Training can be measured in a variety of ways including
[List (Items I-V) are in increasing order of business value]:
I – Prior to training
- The number of people that say they need it during the needs assessment process.
- The number of people that sign up for it.
II – At the end of training
- The number of people that attend the session.
- The number of people that paid to attend the session.
- Customer satisfaction (attendees) at end of training.
- Customer satisfaction at end of training when customers know the actual costs of the training.
- A measurable change in knowledge or skill at end of training.
- Ability to solve a “mock” problem at end of training.
- Willingness to try or intent to use the skill/ knowledge at the end of training.
III – Delayed impact (non-job)
- Customer satisfaction at X weeks after the end of training.
- Customer satisfaction at X weeks after the training when customers know the actual costs of the training.
- Retention of Knowledge at X weeks after the end of training.
- Ability to solve a “mock” problem at X weeks after end of training.
- Willingness to try (or intent to use) the skill/ knowledge at X weeks after the end of the training.
IV – On the job behavior change
- Trained individuals that self-report that they changed their behavior / used the skill or knowledge on the job after the training (within X months).
- Trained individuals who’s managers report that they changed their behavior / used the skill or knowledge on the job after the training (within X months).
- Trained individuals that actually are observed to change their behavior / use the skill or knowledge on the job after the training (within X months).
V – On the job performance change
- Trained individuals that self-report that their actual job performance changed as a result of their changed behavior / skill (within X months).
- Trained individuals who’s manager’s report that their actual job performance changed as a result of their changed behavior / skill (within X months).

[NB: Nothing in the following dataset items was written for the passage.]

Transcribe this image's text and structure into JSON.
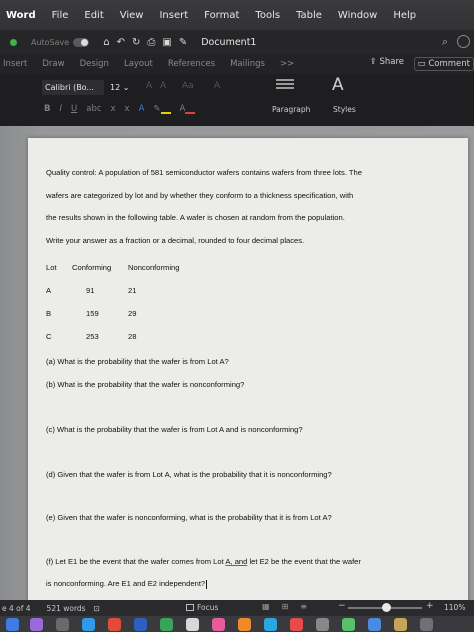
{
  "menubar": {
    "app": "Word",
    "items": [
      "File",
      "Edit",
      "View",
      "Insert",
      "Format",
      "Tools",
      "Table",
      "Window",
      "Help"
    ]
  },
  "titlebar": {
    "autosave_label": "AutoSave",
    "document_title": "Document1"
  },
  "ribbon_tabs": {
    "items": [
      "Insert",
      "Draw",
      "Design",
      "Layout",
      "References",
      "Mailings",
      ">>"
    ],
    "share_label": "Share",
    "comments_label": "Comment"
  },
  "ribbon": {
    "font_name": "Calibri (Bo...",
    "font_size": "12",
    "paragraph_label": "Paragraph",
    "styles_label": "Styles"
  },
  "document": {
    "intro_lines": [
      "Quality control: A population of 581 semiconductor wafers contains wafers from three lots. The",
      "wafers are categorized by lot and by whether they conform to a thickness specification, with",
      "the results shown in the following table. A wafer is chosen at random from the population.",
      "Write your answer as a fraction or a decimal, rounded to four decimal places."
    ],
    "table_headers": [
      "Lot",
      "Conforming",
      "Nonconforming"
    ],
    "table_rows": [
      [
        "A",
        "91",
        "21"
      ],
      [
        "B",
        "159",
        "29"
      ],
      [
        "C",
        "253",
        "28"
      ]
    ],
    "q_a": "(a) What is the probability that the wafer is from Lot A?",
    "q_b": "(b) What is the probability that the wafer is nonconforming?",
    "q_c": "(c) What is the probability that the wafer is from Lot A and is nonconforming?",
    "q_d": "(d) Given that the wafer is from Lot A, what is the probability that it is nonconforming?",
    "q_e": "(e) Given that the wafer is nonconforming, what is the probability that it is from Lot A?",
    "q_f_part1": "(f) Let E1 be the event that the wafer comes from Lot ",
    "q_f_underlined": "A, and",
    "q_f_part2": " let E2 be the event that the wafer",
    "q_f_line2": "is nonconforming. Are E1 and E2 independent?"
  },
  "statusbar": {
    "page": "e 4 of 4",
    "words": "521 words",
    "focus_label": "Focus",
    "zoom": "110%"
  },
  "colors": {
    "highlight": "#e3d400",
    "font_color": "#e04040",
    "autosave_dot": "#3cb44b"
  }
}
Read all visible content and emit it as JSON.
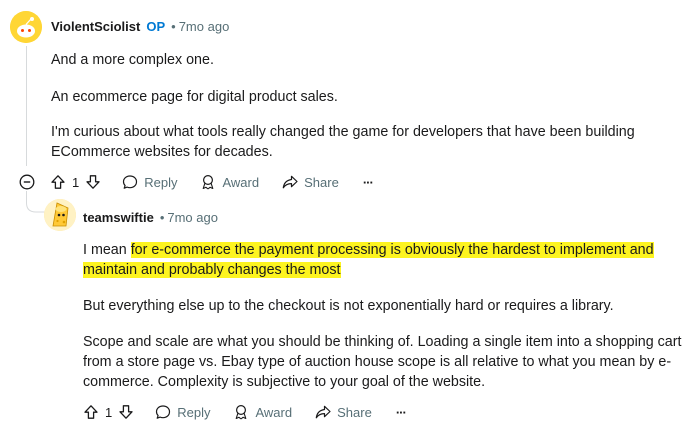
{
  "comment1": {
    "username": "ViolentSciolist",
    "op_badge": "OP",
    "separator": "•",
    "time": "7mo ago",
    "paragraphs": [
      "And a more complex one.",
      "An ecommerce page for digital product sales.",
      "I'm curious about what tools really changed the game for developers that have been building",
      "ECommerce websites for decades."
    ],
    "actions": {
      "votes": "1",
      "reply": "Reply",
      "award": "Award",
      "share": "Share",
      "more": "···"
    }
  },
  "comment2": {
    "username": "teamswiftie",
    "separator": "•",
    "time": "7mo ago",
    "p1_prefix": "I mean ",
    "p1_highlight_line1": "for e-commerce the payment processing is obviously the hardest to implement and",
    "p1_highlight_line2": "maintain and probably changes the most",
    "p2": "But everything else up to the checkout is not exponentially hard or requires a library.",
    "p3_lines": [
      "Scope and scale are what you should be thinking of. Loading a single item into a shopping cart",
      "from a store page vs. Ebay type of auction house scope is all relative to what you mean by e-",
      "commerce. Complexity is subjective to your goal of the website."
    ],
    "actions": {
      "votes": "1",
      "reply": "Reply",
      "award": "Award",
      "share": "Share",
      "more": "···"
    }
  },
  "colors": {
    "highlight": "#fdf41f",
    "op": "#0079d3",
    "meta": "#576f76",
    "thread": "#d7dadc"
  },
  "icons": [
    "avatar-snoo",
    "avatar-cheese",
    "collapse-icon",
    "upvote-icon",
    "downvote-icon",
    "reply-icon",
    "award-icon",
    "share-icon",
    "more-icon"
  ]
}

- Trained individuals who’s manager’s report that their job performance changed (as a result of their changed behavior / skill) either through improved performance appraisal scores or specific notations about the training on the performance appraisal form (within X months).
- Trained individuals that have observable / measurable (improved sales, quality, speed etc.) improvement in their actual job performance as a result of their changed behavior / skill (within X months).
- The performance of employees that are managed by (or are part of the same team with) individuals that went through the training.
- Departmental performance in departments with X % of employees that went through training ROI (Cost/Benefit ratio) of return on training dollar spent (compared to our competition, last year, other offered training, preset goals etc.).
Other measures
- CEO / Top management knowledge of / approval of / or satisfaction with the training program.
- Rank of training seminar in forced ranking by managers of what factors (among miscellaneous staff functions) contributed most to productivity/ profitability improvement.
- Number (or %) of referrals to the training by those who have previously attended the training.
- Additional number of people who were trained (cross-trained) by those who have previously attended the training. And their change in skill/ behavior/ performance.
- Popularity (attendance or ranking) of the program compared to others (for voluntary training programs).